General information
- Type: Sport flying boat
- National origin: United States
- Manufacturer: homebuilt
- Designer: George Spratt
- Number built: 60 sets of plans sold by 1977

History
- First flight: 1967

= Spratt Model 107 =

The Spratt Controlwing 107 was an unorthodox controlwing flying boat designed in the United States in the 1960s and marketed for home building in the 1970s.

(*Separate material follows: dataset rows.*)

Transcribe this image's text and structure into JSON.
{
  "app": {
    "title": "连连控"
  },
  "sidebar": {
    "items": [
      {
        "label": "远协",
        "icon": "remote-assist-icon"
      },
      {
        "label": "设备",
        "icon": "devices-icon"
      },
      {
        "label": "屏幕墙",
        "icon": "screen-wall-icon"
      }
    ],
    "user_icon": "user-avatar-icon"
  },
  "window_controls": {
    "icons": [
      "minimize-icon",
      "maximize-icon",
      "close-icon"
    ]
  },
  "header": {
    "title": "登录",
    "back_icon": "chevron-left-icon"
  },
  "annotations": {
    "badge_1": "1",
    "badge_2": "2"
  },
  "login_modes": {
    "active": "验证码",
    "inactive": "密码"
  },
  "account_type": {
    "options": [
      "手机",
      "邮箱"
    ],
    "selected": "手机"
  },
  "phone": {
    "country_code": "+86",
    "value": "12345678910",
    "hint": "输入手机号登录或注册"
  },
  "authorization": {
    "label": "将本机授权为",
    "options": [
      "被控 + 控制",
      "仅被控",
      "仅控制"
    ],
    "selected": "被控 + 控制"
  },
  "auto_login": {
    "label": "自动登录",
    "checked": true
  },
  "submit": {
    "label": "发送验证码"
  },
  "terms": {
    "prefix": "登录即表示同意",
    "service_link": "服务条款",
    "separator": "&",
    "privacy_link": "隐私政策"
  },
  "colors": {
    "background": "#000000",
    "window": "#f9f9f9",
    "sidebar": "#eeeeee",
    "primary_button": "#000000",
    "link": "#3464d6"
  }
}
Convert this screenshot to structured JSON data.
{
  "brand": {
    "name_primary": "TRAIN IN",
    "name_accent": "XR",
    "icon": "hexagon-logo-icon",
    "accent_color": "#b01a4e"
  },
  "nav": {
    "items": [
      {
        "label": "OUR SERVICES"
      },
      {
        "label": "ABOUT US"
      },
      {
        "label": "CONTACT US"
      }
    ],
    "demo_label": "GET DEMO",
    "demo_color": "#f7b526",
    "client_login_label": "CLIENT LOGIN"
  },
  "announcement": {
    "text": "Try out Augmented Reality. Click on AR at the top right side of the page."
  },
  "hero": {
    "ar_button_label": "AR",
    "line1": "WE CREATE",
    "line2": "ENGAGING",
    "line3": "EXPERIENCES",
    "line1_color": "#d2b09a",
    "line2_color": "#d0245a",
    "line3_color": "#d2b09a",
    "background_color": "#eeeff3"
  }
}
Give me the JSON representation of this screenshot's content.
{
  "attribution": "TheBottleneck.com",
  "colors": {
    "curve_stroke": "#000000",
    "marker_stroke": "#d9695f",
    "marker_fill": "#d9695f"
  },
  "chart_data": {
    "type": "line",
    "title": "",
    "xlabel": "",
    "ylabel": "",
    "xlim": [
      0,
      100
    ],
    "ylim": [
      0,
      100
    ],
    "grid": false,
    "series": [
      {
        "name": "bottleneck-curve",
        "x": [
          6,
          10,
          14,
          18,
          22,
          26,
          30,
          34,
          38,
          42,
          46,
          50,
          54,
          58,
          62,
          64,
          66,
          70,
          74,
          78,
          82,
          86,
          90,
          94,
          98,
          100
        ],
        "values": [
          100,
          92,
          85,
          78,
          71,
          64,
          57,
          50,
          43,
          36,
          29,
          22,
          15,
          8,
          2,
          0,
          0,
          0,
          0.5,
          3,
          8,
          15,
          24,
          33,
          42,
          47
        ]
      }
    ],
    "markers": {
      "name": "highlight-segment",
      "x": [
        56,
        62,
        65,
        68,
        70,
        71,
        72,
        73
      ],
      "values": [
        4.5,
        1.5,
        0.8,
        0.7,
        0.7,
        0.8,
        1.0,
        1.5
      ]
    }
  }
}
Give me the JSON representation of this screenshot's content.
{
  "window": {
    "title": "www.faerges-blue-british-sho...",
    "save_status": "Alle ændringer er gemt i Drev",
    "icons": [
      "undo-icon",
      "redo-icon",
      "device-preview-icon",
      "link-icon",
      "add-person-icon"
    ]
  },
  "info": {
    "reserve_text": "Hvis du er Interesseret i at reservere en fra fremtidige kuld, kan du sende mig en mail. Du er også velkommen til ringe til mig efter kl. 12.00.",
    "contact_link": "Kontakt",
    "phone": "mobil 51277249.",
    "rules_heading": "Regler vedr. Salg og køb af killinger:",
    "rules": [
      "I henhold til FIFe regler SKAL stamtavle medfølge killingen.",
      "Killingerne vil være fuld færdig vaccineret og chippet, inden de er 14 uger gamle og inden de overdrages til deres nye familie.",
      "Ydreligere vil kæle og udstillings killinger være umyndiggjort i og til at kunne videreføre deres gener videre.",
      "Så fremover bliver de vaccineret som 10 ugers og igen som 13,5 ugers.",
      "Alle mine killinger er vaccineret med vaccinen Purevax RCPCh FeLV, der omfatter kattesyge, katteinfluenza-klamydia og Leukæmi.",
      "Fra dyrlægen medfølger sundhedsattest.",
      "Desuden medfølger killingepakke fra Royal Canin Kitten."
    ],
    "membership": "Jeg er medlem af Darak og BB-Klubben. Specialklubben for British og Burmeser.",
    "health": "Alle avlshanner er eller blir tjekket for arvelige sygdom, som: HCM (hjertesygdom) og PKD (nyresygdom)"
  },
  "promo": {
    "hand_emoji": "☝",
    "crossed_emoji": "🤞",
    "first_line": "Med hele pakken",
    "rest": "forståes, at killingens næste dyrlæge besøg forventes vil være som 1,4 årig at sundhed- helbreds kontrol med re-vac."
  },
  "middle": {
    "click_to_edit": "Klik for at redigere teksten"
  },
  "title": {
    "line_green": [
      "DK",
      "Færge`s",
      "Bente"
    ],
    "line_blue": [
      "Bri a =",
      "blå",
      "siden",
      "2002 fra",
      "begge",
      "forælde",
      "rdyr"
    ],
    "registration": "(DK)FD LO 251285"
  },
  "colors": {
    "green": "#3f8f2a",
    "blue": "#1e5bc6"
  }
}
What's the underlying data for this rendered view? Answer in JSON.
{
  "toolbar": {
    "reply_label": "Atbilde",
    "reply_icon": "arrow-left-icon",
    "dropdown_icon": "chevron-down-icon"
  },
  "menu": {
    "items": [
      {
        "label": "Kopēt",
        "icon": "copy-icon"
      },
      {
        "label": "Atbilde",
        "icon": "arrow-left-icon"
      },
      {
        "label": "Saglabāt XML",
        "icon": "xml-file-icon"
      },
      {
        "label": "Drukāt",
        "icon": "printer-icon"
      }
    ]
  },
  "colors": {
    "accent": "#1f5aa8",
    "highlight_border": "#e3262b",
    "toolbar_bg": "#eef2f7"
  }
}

The aircraft featured a flat, speedboat-like hull with a square bow and with tailfins blended into each side. The fins were angled to form a butterfly tail and included no moving surfaces. The wings were mounted on struts, parasol-style, and also contained no moving surfaces. Rather, each of the two wings could pivot independently to vary their angle of attack. The pilot and a single passenger sat side by side in an open cockpit with a converted marine outboard motor mounted behind them that drove a pusher propeller. The flight controls consisted of a helicopter-style collective that varied the angle of attack of both wings simultaneously, and a control wheel that varied their angles of attack in relation to one another. The hull was constructed from polyurethane foam and covered with fiberglass, and the wing panels were fiberglass throughout.

Designer George Spratt claimed that the Model 107 could not stall or spin, and that it was 75% less affected by turbulence than a conventional airplane design. With friend Elliot Dalland, Spratt began construction of the prototype (registered N2236) in 1962. During the 1970s, Spratt marketed plans for the Model 107 to homebuilders.